The “new normal” of the market
Realtors are still optimistic about the market’s outlook, assuming buyers and sellers can adjust to the “new normal” of higher interest rates, Pino said.
Pino said the decrease in competition is beneficial to some buyers, who no longer feel obligated to offer tens of thousands of dollars more than the asking price.
“We’re very much in line with a sort of normalized market,” Pino said. “Will it stay like this? I don’t know, but you can see a drastic return to what it was.
Kimberly Christophe, owner of KC Homes, said the higher interest rates are eye-opening for buyers who are used to rates hovering around 2% or 3%.
However, Christophe said he could see the market reverse course in several months if interest rates stabilize or even fall.
“We just have to adjust to where the market is now, keep assuring our clients that rates are going to come down,” he said, “but in the meantime they can still buy and then refinance when rates come down.”

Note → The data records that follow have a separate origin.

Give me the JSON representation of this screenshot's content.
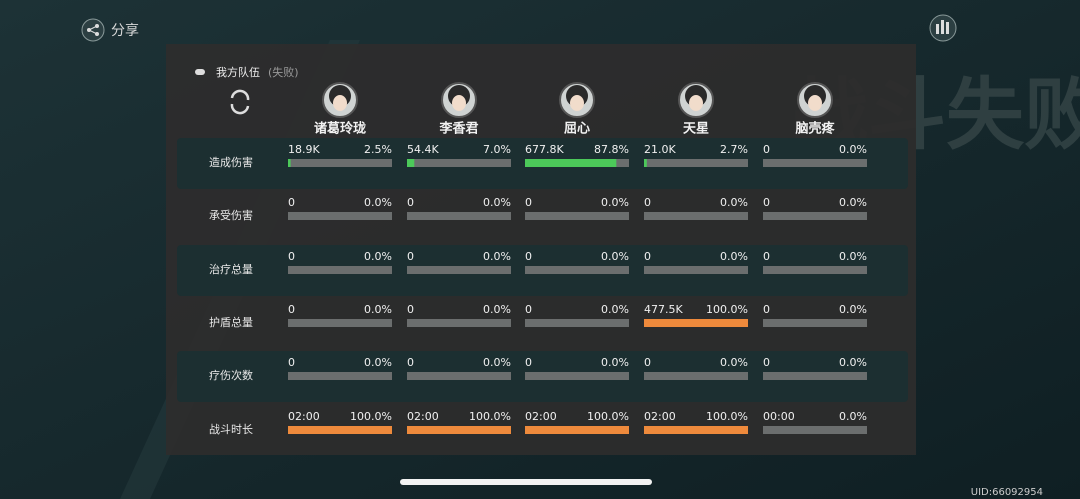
{
  "top_bar": {
    "share": "分享",
    "uid": "UID:66092954"
  },
  "background_text": "战斗失败",
  "panel": {
    "team": "我方队伍",
    "result": "(失败)"
  },
  "characters": [
    "诸葛玲珑",
    "李香君",
    "屈心",
    "天星",
    "脑壳疼"
  ],
  "stats": [
    {
      "label": "造成伤害",
      "bar_color": "#4cc95a",
      "cells": [
        {
          "value": "18.9K",
          "percent": 2.5,
          "percent_label": "2.5%"
        },
        {
          "value": "54.4K",
          "percent": 7.0,
          "percent_label": "7.0%"
        },
        {
          "value": "677.8K",
          "percent": 87.8,
          "percent_label": "87.8%"
        },
        {
          "value": "21.0K",
          "percent": 2.7,
          "percent_label": "2.7%"
        },
        {
          "value": "0",
          "percent": 0,
          "percent_label": "0.0%"
        }
      ]
    },
    {
      "label": "承受伤害",
      "bar_color": "#ee8a3c",
      "cells": [
        {
          "value": "0",
          "percent": 0,
          "percent_label": "0.0%"
        },
        {
          "value": "0",
          "percent": 0,
          "percent_label": "0.0%"
        },
        {
          "value": "0",
          "percent": 0,
          "percent_label": "0.0%"
        },
        {
          "value": "0",
          "percent": 0,
          "percent_label": "0.0%"
        },
        {
          "value": "0",
          "percent": 0,
          "percent_label": "0.0%"
        }
      ]
    },
    {
      "label": "治疗总量",
      "bar_color": "#ee8a3c",
      "cells": [
        {
          "value": "0",
          "percent": 0,
          "percent_label": "0.0%"
        },
        {
          "value": "0",
          "percent": 0,
          "percent_label": "0.0%"
        },
        {
          "value": "0",
          "percent": 0,
          "percent_label": "0.0%"
        },
        {
          "value": "0",
          "percent": 0,
          "percent_label": "0.0%"
        },
        {
          "value": "0",
          "percent": 0,
          "percent_label": "0.0%"
        }
      ]
    },
    {
      "label": "护盾总量",
      "bar_color": "#ee8a3c",
      "cells": [
        {
          "value": "0",
          "percent": 0,
          "percent_label": "0.0%"
        },
        {
          "value": "0",
          "percent": 0,
          "percent_label": "0.0%"
        },
        {
          "value": "0",
          "percent": 0,
          "percent_label": "0.0%"
        },
        {
          "value": "477.5K",
          "percent": 100.0,
          "percent_label": "100.0%"
        },
        {
          "value": "0",
          "percent": 0,
          "percent_label": "0.0%"
        }
      ]
    },
    {
      "label": "疗伤次数",
      "bar_color": "#ee8a3c",
      "cells": [
        {
          "value": "0",
          "percent": 0,
          "percent_label": "0.0%"
        },
        {
          "value": "0",
          "percent": 0,
          "percent_label": "0.0%"
        },
        {
          "value": "0",
          "percent": 0,
          "percent_label": "0.0%"
        },
        {
          "value": "0",
          "percent": 0,
          "percent_label": "0.0%"
        },
        {
          "value": "0",
          "percent": 0,
          "percent_label": "0.0%"
        }
      ]
    },
    {
      "label": "战斗时长",
      "bar_color": "#ee8a3c",
      "cells": [
        {
          "value": "02:00",
          "percent": 100.0,
          "percent_label": "100.0%"
        },
        {
          "value": "02:00",
          "percent": 100.0,
          "percent_label": "100.0%"
        },
        {
          "value": "02:00",
          "percent": 100.0,
          "percent_label": "100.0%"
        },
        {
          "value": "02:00",
          "percent": 100.0,
          "percent_label": "100.0%"
        },
        {
          "value": "00:00",
          "percent": 0,
          "percent_label": "0.0%"
        }
      ]
    }
  ]
}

Kenny Hodges, president and CEO of Assurance Financial, said the new term used is “given the rate, marry the house.” In other words, if you find a home you want, buy it now and refinance once interest rates drop.
“The rate you’re getting today is not the one you’re stuck with for the life of owning the house,” he said.
Rising interest rates impacted the business of Assurance, one of the largest local mortgage companies. The number of mortgage applications is down nearly 45% year-to-date compared to the same period in 2021, Hodges said. The dollar value of funded money has seen a similar decline, she said.
Assurance’s financial model is based on buying homes, not refinancing, so Hodges said the company has been a “shining star” relatively speaking.
According to ATTOM Data Solutions, which follows the housing market nationwide, there were 660,767 residential refinance mortgages in Q3, down from 2.05 million in Q3 2021.
Hodges said he hopes the Fed’s efforts to cool inflation and interest rates will stabilize by the spring, when the home buying market picks up.
Willard noted that home values are still climbing in Baton Rouge, which may convince some people to sell. The region’s median selling price rose from $207,000 in 2019 to $254,000 in the first 10 months of 2022.
“Everyone thinks prices are depreciating,” Willard said. “It is not so. Prices continue to appreciate.”